Dalla tappa newyorchese ne esce rafforzata e corroborata nelle sue certezze. E non solo per quanto detto sopra: ancora una volta Maria ha saputo navigare oltre la tempesta di dichiarazioni poco accomodanti di colleghe ed addetti ai lavori, ormai classici "regali di benvenuto" che la siberiana si vede recapitare non richiesti alla sua porta. Una sorta di ossessione e di malcelato timore per il ritorno prepotente sulla scena di un personaggio per mille fattori scomodo, capace nel bene o nel male di accendere su di sé la luce dei riflettori, siano essi per una vittoria sul campo, per scelta dell'outfit o per qualche chiacchiera extra campo. Masha non ha dato peso a tutto ciò, e ha risposto da par suo, sul campo prima ancora che a parole - che pure non sono mancate - trasformando le bordate spedite dalle posizioni nemiche in carburante per perseguire con ancora più ferocia e determinazione il suo obiettivo di tornare in alto nelle classifiche del tennis che conta.
Il campo, appunto: laddove, ad esempio, ha fatto più strada dell'imprudente Caroline Wozniacki che, con tempismo non certo da navigata comunicatrice, aveva contestato la scelta degli organizzatori di concedere la ribalta del Centrale a una ex dopata e di dirottare lei nei campi periferici, il tutto al termine di una partita da cui la danese era uscita con le ossa rotte. La risposta di Maria? Concisa e ficcante allo stesso tempo: «Non faccio io la programmazione. E comunque io sono una grande combattente: anche se mi mettessero a giocare in un parcheggio nel Queens di New York, sarei comunque contenta. Tutto quello che importa è che io ora sia agli ottavi degli Us Open, ma non so bene dove sia lei». Parlassimo di scherma, una parata e risposta da manuale.
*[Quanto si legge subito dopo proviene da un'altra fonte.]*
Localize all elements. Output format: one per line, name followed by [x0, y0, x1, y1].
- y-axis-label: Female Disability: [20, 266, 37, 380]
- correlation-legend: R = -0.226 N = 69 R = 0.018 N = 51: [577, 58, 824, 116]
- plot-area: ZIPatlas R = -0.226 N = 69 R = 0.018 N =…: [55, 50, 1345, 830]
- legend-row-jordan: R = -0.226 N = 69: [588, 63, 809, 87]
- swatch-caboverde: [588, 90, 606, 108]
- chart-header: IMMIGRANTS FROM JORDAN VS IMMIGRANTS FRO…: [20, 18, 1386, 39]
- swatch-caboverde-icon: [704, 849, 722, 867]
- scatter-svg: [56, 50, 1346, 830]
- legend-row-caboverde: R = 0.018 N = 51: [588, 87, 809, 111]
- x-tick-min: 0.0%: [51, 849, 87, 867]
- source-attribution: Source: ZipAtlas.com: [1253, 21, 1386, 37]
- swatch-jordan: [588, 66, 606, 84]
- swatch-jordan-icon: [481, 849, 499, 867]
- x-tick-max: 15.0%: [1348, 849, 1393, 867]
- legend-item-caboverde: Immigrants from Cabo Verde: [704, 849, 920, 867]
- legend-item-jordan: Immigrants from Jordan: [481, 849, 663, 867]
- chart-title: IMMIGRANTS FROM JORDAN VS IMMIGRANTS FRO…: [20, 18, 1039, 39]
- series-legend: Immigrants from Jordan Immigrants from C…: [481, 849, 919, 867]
Non molto meglio, poi, è andata alle altre "contestatrici" di lunga data: Eugenie Bouchard, che a Madrid era pure riuscita a battere l'ex idola diventata improvvisamente una perfida imbrogliona, è sparita immediatamente dai radar, mentre Agnieszka Radwanska ancora una volta ha dovuto dire addio al sogno Slam dopo l'incrocio con la "bombardiera" Vandeweghe.
Salutata New York, c'è ancora tutta la parte asiatica del tour da affrontare. E se il cammino verso il vertice è ancora lungo e pieno di insidie, questo US Open una cosa ce l'ha detta: dopo aver camminato nell'ignoto, Maria Sharapova è uscita a riveder le stelle.